L'influenza dell'età del paziente sui risultati della CEA è stata verificata anche sulla base del database della Society for Vascular Surgery Vascular Quality Initiative (VQI) [12]. Sono stati confrontati 7390 ottantenni e novantenni con 35.303 pazienti più giovani. Le complicanze neurologiche perioperatorie erano sì significativamente aumentate nei pazienti più anziani, ma in definitiva basse, cosicché l'età da sola non può costituire un criterio di esclusione per la CEA. Nettamente più sfavorevole era tuttavia la sopravvivenza dopo 1 anno, pari al 93,74 % rispetto al 97,18 % nei pazienti più giovani.
3.4. Rivascolarizzazione carotidea precoce mediante CEA
È disponibile uno studio del 2017 che ha esaminato il momento «ottimale» di una CEA dopo l'insorgenza della sintomatologia neurologica dovuta a una stenosi carotidea [13]. Nel database della Vascular Study Group of New England (VSGNE) sono stati individuati 989 pazienti sintomatici con stenosi carotidea, nei quali è stata eseguita una CEA entro un mese dall'evento neurologico. Se la CEA veniva eseguita meno di 2 giorni dopo l'insorgenza della sintomatologia neurologica, il tasso di ictus postoperatori era del 7,3 %, rispetto al 4,0 % nel gruppo con interventi dopo 2–5 giorni e al 2,1 % negli interventi dopo ≥ 6 giorni. Nel risultato dopo 1 anno i gruppi non differivano. Si è concluso di eseguire la CEA per la prevenzione di un ictus recidivante il più precocemente possibile, ma non nei primi 2 giorni dopo l'evento neurologico. È stato raccomandato un intervento ancora nella prima settimana dopo l'evento.
Un rischio aumentato della CEA nelle prime 48 ore dopo l'evento neurologico è stato osservato anche nel cosiddetto Carotid Alarm Study [14].
3.5. CAS
Nel database ACS NSQIP (American College of Surgeons National Surgical Quality Improvement Program) sono stati identificati nel 2017 circa 450 pazienti sottoposti a CAS per stenosi carotidea [15]. Il tasso di eventi postoperatori indesiderati a 30 giorni è stato del 7,1 %. Ictus postoperatorio o decesso sono stati osservati nel 3,6 % dei pazienti asintomatici e nel 2,8 % dei pazienti sintomatici.
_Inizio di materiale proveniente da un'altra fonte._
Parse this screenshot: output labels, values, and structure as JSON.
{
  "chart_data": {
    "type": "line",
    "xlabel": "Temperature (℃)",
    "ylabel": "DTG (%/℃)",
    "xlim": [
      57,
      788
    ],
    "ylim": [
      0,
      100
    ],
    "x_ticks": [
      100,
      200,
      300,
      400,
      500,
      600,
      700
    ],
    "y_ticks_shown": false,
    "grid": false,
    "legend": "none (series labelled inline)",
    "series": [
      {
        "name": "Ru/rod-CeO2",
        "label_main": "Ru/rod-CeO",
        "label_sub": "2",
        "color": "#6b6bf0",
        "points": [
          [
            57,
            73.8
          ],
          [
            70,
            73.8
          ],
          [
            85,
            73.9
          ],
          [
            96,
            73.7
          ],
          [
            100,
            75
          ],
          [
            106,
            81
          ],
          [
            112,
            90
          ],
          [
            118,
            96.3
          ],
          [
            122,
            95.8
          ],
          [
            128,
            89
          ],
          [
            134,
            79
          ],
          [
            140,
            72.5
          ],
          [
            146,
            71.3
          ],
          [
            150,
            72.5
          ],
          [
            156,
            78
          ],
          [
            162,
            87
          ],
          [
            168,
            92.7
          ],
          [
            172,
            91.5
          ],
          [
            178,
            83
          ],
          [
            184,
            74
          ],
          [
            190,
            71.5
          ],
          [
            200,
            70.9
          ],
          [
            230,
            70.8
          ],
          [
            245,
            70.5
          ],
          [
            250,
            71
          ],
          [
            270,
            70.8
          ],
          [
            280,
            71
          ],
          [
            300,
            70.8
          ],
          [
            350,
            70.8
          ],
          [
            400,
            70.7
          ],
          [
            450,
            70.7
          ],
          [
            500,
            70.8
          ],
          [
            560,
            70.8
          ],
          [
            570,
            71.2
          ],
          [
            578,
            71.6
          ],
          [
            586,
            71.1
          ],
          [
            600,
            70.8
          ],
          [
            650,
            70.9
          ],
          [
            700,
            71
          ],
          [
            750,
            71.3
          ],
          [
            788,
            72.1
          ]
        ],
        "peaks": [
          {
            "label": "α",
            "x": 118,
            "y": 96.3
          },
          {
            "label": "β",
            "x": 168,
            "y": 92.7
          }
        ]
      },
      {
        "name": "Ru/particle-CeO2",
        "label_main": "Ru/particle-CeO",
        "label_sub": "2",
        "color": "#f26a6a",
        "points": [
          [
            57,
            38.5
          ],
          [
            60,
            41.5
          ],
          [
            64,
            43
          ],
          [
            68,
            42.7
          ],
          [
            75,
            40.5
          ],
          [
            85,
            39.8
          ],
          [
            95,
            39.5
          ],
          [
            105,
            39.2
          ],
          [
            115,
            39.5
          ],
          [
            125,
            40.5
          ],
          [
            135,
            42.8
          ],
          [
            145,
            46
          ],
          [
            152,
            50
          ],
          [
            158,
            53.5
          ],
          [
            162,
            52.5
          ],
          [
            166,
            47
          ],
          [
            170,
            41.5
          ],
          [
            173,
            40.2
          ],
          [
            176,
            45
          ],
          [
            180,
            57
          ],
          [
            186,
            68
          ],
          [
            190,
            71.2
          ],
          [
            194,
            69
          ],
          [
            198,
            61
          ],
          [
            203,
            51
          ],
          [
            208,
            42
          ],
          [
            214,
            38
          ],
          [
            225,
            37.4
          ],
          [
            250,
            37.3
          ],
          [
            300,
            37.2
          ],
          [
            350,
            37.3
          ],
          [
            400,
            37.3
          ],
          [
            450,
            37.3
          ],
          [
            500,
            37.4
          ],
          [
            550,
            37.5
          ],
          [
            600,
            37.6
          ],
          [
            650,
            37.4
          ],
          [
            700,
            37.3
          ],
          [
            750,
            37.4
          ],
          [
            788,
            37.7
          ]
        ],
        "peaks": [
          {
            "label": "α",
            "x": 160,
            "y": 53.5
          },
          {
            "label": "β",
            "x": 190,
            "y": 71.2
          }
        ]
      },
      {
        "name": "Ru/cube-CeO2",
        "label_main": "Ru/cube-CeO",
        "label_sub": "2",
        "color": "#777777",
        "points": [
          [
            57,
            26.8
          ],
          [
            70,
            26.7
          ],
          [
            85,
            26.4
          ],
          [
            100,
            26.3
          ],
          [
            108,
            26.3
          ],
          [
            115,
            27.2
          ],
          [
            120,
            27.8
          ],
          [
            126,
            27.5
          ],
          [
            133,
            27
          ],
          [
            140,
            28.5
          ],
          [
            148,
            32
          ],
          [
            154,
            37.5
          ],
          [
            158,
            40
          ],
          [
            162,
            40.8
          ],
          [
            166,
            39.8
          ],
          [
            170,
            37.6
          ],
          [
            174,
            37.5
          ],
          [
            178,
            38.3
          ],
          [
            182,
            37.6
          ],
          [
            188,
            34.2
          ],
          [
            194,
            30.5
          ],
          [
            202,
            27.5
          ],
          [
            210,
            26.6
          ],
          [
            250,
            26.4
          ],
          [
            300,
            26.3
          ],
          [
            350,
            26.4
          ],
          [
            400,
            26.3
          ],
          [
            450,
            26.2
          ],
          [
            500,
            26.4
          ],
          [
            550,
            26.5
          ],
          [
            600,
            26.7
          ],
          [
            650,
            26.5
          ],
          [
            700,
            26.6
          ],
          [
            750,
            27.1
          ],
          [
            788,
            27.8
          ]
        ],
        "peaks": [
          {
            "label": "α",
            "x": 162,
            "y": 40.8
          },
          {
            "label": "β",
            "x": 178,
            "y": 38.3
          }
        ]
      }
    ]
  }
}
Se ne è concluso che il CAS può essere eseguito nei pazienti sintomatici, ma non nei pazienti asintomatici, poiché in questi ultimi venivano superati i valori limite definiti per decesso o ictus postoperatorio. A un rischio aumentato erano esposti in particolare i pazienti anziani (> 80 anni), le donne, i pazienti di colore e quelli con più di uno stent.
Un altro studio ha riportato 13.086 CAS registrati negli anni dal 2009 al 2014 nel database tedesco di garanzia della qualità [16]. Quasi il 64 % degli interventi è stato eseguito su pazienti asintomatici. Ictus o decesso sono stati registrati periproceduralmente nell'1,7 % dei pazienti asintomatici e nel 3,7 % dei pazienti sintomatici. L'utilizzo di un sistema di protezione dall'embolia era associato a una riduzione significativa di decesso e ictus.
La dipendenza del risultato postoperatorio nel CAS dall'intervallo di tempo tra la comparsa dei sintomi neurologici e l'intervento è stata esaminata da uno studio su 4717 interventi elettivi tratti dal database tedesco di garanzia della qualità [17]. Lo studio ha dimostrato che un CAS precoce nei primi 7 giorni dopo l'evento neurologico era associato a un rischio aumentato di ictus/decesso post-interventistico.